Hard to ban electronics, unless you want to go back to carbuerators or constant flow fuel injection. Sorry electronics are here to stay. Also consinderg every street car uses eletronic ignitiaon and feul control.

Even SCCA Club racers use brake bias control. The Spec Racer Ford I raced has it. A knob you turn to move brke bias front to rear. Hard to make a case for this one. Oh, and street cars have it now, as part of modern ABS systems. It also makes the cars safer.

I thought that changes from the pits was already banned. They can now only monitor, not upload.

I do like making the driver upshift rather than auto upshifts at some RPM. Kimi would probably not agree though. 

Boost control is common in every racing sort that uses boosted engines. CART had it for years. It is just now they limit it by time used rather than by the total amount of fuel used for the race.

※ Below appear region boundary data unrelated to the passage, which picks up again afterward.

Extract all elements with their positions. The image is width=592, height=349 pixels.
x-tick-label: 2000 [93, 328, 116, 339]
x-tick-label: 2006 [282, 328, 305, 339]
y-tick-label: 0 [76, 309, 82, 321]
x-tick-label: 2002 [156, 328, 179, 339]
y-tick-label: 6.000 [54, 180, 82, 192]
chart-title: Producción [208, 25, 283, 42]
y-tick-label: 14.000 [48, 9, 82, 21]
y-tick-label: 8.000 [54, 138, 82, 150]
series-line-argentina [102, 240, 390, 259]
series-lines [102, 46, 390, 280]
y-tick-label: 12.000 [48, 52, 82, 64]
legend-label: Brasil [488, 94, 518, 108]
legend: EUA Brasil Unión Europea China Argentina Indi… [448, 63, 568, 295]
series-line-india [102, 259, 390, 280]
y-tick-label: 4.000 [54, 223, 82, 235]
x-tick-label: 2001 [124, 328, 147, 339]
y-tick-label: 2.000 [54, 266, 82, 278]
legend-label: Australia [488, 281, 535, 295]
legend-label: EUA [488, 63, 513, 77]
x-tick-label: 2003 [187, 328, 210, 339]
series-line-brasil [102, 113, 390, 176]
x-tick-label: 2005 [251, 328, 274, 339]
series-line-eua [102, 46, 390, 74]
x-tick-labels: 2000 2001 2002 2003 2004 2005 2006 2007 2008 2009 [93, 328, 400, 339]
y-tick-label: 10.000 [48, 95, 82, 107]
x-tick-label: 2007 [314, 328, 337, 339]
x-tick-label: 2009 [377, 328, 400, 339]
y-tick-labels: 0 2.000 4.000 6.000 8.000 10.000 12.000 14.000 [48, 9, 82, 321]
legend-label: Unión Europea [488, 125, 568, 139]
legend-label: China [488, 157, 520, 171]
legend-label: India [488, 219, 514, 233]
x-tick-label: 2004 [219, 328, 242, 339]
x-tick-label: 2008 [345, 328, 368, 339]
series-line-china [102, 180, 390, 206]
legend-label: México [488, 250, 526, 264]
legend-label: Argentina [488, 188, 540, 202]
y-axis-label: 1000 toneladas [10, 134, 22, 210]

Every era of F1 has had its good points and its bad points. The no fuel taken on in the race made it a fuel economy run, not a treal race, and F1 had boost control.


----------



## SteveT (Dec 22, 2001)

Pinecone said:


> Hard to ban electronics, unless you want to go back to carbuerators or constant flow fuel injection. Sorry electronics are here to stay. Also consinderg every street car uses eletronic ignitiaon and feul control.


Electronics are here to stay, no doubt about it. I would be more specific and say do away with traction control. And while brake bias might be adjustable, how about the differential adjustment you see them doing in real time? We might find out that what Michael is really good at is all this multitasking and adjustments.

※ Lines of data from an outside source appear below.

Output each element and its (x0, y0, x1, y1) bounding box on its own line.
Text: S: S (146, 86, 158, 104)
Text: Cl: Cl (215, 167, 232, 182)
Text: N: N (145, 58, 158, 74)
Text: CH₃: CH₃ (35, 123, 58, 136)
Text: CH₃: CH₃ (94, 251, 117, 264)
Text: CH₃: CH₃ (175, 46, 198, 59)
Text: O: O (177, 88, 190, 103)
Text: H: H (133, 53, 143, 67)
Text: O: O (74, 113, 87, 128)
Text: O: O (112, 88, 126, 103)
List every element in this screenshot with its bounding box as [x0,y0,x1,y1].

I think the drivers are making the upshifts and downshifts now.


----------



## racerdave (Sep 15, 2003)

Upshift and downshifts are manual now. And, I believe Terry is right on the upload being banned from the pits. I thought that was the case too.

I think standard ECU's are probably the only true way to ban traction control. Remember, it was also banned in CART, but teams had figured out how to beat the rules yet still have TC. That's why CART punted on it as well and allowed it, only to ban it later when Cosworth was the spec engine supplier... because they could effectively eliminate it then with spec ECU's and motors. 

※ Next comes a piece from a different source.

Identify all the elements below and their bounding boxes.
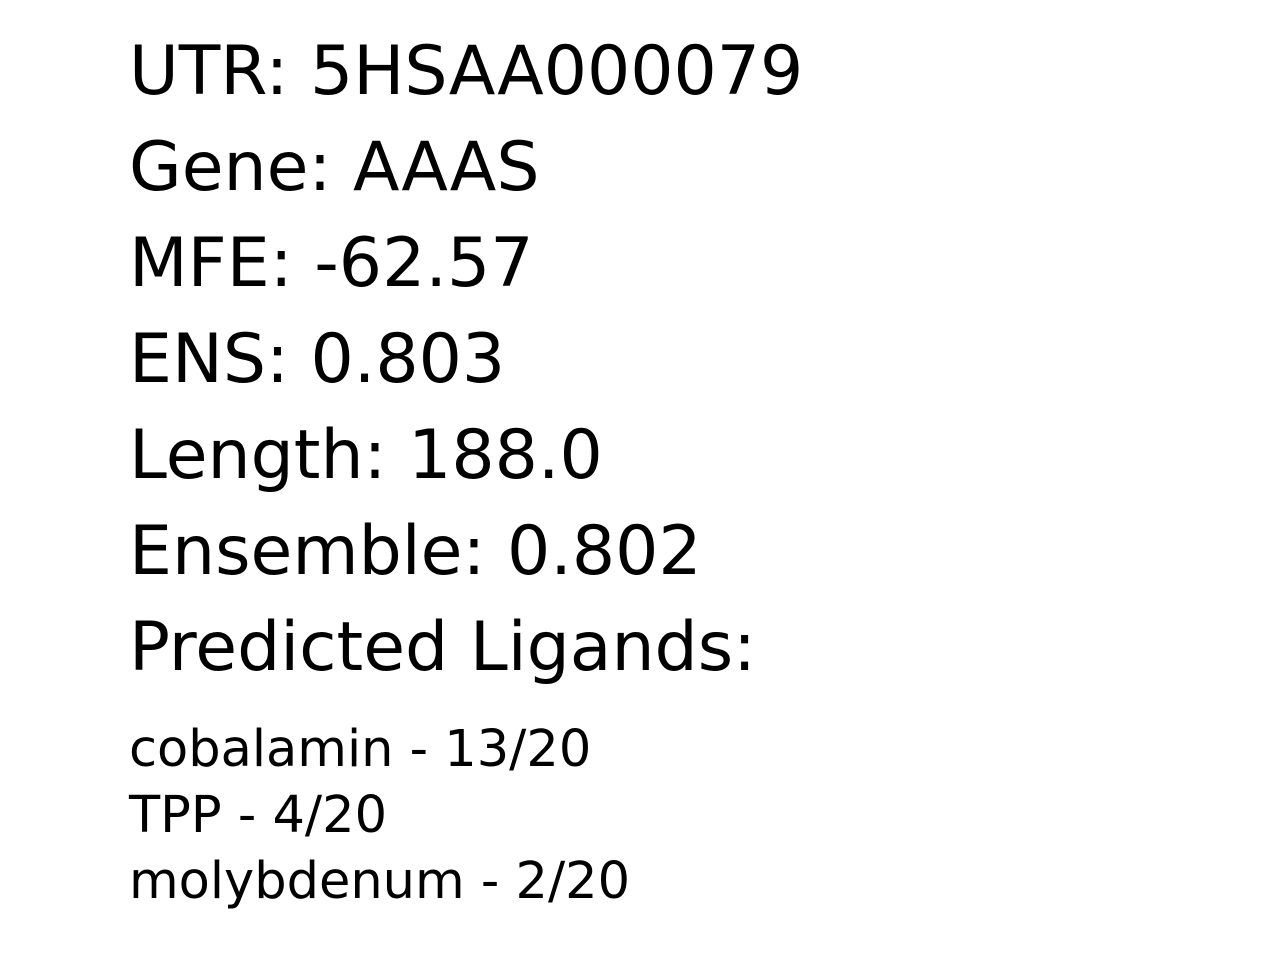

We shall see what shakes out.

The other thing Theissen said was that 2.4 V-8s would not bring enough power disparity between the soon-to-be F2 and F1... 600 hp to 700 hp. Not enough of a jump. I think he's right. Spec ECU's and 3.0 V-10s are fine if they double the life requirement. They'll have to detune and not spin them as hard, meaning that they'll last longer... unless it's a Mercedes.


----------



## Pinecone (Apr 3, 2002)

SteveT said:


> Electronics are here to stay, no doubt about it. I would be more specific and say do away with traction control. And while brake bias might be adjustable, how about the differential adjustment you see them doing in real time? We might find out that what Michael is really good at is all this multitasking and adjustments.
> 
> I think the drivers are making the upshifts and downshifts now.


Yeah, if there are electronis, they can hide the TC code in there.

Btut I am NOT for spec ECUs. Sorry, might was well just run IRL cars and call them F1.


----------



## SteveT (Dec 22, 2001)

I can't imagine the manufacturers will ever agree to spec ECU's. The ECU is part of what they want to do and it's what can migrate into production.


----------



## Patrick (Dec 23, 2001)

Alex Baumann said:


> What happened to the idea of Formula 1 being the top class motorsport event in the world ?


Wow, you have really set yourself up for this one! The answer is simple ...

Just look at the "person" in your avatar! Voila.

:eeps:

-


----------



## Patrick (Dec 23, 2001)

SteveT said:


> I understand. Is F1 for the privateer? I don't think so.


On Monday, I watched a BBC sports special interview with Max Mosely (yawn) about the current "health of Formula One" and where it is going in the future with regards to the EU ban on cigarette advertizing and so on. One of his main points in the interview was that Formula One is all about the privateer teams (yawn) because the automobile manufacturers come and go as they see fit. He thinks that everything is great!

Right.

Watching it left me with the feeling that as long as he continues to get his fat money, he will stay out of touch with a lot of things the FIA does in Formula One and WRC.

There is an "presidential" election for the FIA in October, and apparently, the job will be given to two different people (handling different aspects of the job). Max, naturally wants one of them. Heck, since Luca di Montezemolo is the president of everything else in Italy, maybe he should get the second chair!

Where is that yawn smiley ... :yawn:

-


----------